Objective: We sought to explore a possible association between the concomitant use of topiramate and valproic acid and the induction of hypothermia.
Methods: This was a pharmacovigilance case series survey of spontaneous hypothermia, a reported adverse event in patients treated with topiramate and valproic acid, alone and in combination. The U.S. Food and Drug Administration's Adverse Events Reporting System (AERS) database was searched for reports of hypothermia in association with the use of topiramate. A data mining algorithm was used on the AERS to identify scores for hypothermia associated with antiepileptic drugs.
Results: We identified 22 unduplicated reports of hypothermia in patients exposed to topiramate. Three of the 22 were confounded by patient overdoses with multiple drugs and not considered. Use of more than one antiepileptic drug was reported in most of the remaining 19 reports. Of these 19 reports, valproic acid was mentioned in 7. Two of the 19 reports mentioned topiramate only. Eleven of the 19 patients were men. The median age of the 19 patients was 40 years (range, 3(1/2)-82 years). Body temperatures ranged from 29.5 degrees C (moderate hypothermia) to 35 degrees C (mild hypothermia) with a median of 34 degrees C. Eleven of 18 reports of hypothermia occurred during the cooler months (one report did not indicate the time of year in which hypothermia occurred). Comorbid conditions included hypothyroidism in six reports, five in patients who received valproic acid concomitantly with topiramate and five reports of hyperammonemia in similarly treated patients. Data mining scores (empirical Bayes geometric mean) for antiepileptic drugs ranged from a high of 5.845 for phenobarbital to 2.956 for gabapentin. Hypothermia was reported 4.7 times more frequently when topiramate was used than was statistically expected.

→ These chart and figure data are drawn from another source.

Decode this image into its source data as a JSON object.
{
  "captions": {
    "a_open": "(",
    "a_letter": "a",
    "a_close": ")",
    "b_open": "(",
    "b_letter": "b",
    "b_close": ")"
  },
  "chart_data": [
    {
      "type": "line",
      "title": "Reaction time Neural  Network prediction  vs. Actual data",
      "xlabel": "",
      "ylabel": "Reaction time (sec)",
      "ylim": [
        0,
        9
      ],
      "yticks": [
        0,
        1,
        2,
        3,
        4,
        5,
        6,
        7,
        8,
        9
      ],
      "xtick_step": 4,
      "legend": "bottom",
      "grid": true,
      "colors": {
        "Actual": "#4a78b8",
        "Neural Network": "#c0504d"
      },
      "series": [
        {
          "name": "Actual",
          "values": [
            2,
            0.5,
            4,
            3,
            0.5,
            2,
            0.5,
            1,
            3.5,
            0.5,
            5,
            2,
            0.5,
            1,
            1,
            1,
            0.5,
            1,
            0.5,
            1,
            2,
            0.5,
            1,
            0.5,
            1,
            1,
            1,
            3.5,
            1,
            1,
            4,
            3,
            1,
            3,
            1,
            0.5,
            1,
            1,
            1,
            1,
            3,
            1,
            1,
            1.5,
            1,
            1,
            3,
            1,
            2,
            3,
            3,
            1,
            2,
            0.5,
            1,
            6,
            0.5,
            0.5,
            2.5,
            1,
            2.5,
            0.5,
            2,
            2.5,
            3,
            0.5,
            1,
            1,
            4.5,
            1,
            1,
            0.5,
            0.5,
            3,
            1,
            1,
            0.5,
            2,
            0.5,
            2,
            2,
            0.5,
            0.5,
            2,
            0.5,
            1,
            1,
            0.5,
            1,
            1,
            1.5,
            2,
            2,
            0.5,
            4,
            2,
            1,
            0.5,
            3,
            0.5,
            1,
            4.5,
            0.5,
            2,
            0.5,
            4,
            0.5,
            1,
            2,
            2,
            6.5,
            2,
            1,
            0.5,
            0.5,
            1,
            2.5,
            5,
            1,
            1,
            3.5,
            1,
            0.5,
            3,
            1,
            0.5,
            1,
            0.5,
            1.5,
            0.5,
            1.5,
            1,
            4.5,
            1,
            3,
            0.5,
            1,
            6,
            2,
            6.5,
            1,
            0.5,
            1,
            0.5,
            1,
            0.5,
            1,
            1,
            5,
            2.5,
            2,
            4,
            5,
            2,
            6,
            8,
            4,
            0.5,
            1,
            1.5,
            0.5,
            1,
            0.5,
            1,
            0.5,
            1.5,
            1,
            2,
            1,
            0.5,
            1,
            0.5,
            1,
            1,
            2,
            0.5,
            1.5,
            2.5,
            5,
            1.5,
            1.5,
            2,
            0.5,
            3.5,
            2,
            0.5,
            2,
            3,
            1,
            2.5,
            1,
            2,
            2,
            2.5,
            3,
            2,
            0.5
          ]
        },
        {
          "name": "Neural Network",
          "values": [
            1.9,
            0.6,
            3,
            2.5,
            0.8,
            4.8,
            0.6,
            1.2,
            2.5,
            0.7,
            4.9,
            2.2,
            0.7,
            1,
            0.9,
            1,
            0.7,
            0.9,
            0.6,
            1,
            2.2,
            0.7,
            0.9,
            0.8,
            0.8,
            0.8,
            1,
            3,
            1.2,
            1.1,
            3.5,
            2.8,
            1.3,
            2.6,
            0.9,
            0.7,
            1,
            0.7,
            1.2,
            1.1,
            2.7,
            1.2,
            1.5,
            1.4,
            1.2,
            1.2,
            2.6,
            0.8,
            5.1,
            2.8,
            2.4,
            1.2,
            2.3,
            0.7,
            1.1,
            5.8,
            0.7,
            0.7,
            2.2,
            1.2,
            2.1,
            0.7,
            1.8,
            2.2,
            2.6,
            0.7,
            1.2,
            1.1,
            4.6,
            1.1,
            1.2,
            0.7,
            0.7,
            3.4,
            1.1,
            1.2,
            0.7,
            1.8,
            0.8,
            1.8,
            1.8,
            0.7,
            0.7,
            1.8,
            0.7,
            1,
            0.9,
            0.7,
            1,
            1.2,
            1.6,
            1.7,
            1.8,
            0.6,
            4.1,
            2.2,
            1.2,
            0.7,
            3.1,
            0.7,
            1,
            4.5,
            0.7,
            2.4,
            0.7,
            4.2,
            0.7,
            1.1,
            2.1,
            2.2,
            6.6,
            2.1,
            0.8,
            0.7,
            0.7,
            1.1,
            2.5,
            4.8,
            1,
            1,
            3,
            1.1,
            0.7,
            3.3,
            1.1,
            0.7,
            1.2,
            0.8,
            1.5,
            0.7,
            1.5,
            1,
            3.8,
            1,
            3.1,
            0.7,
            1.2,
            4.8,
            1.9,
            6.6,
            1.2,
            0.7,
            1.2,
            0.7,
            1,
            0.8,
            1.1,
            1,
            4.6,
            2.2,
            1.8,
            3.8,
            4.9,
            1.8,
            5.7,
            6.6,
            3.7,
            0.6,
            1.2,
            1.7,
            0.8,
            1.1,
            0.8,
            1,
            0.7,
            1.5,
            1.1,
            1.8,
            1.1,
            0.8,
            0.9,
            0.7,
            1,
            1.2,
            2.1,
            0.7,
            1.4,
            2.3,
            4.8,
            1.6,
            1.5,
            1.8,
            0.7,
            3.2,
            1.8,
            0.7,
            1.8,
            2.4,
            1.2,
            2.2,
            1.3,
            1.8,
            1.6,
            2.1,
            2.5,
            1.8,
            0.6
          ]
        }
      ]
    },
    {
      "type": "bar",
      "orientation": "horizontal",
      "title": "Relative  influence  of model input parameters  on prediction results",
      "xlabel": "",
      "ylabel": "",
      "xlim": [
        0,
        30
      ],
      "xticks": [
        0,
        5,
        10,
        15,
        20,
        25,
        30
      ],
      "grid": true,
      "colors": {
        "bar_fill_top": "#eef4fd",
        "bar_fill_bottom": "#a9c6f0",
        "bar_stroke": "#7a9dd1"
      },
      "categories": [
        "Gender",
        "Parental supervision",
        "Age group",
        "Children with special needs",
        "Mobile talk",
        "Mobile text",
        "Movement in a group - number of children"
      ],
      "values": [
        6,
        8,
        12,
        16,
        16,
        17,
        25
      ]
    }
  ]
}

Conclusion: We have found hypothermia, defined as an unintentional drop in body core temperature to <35 degrees C, to be associated with concomitant administration of topiramate (a carbonic anhydrase inhibitor) and valproic acid in patients who have tolerated either drug alone. Data mining analysis for topiramate showed a signal of hypothermia. Topiramate was reported 4.72 times more frequently in the database than would be statistically expected when considering all other drugs. Topiramate may act pharmacodynamically to potentiate the effects of valproic acid as a result of its ability to decrease blood HCO(3) (-) and increase blood ammonia levels.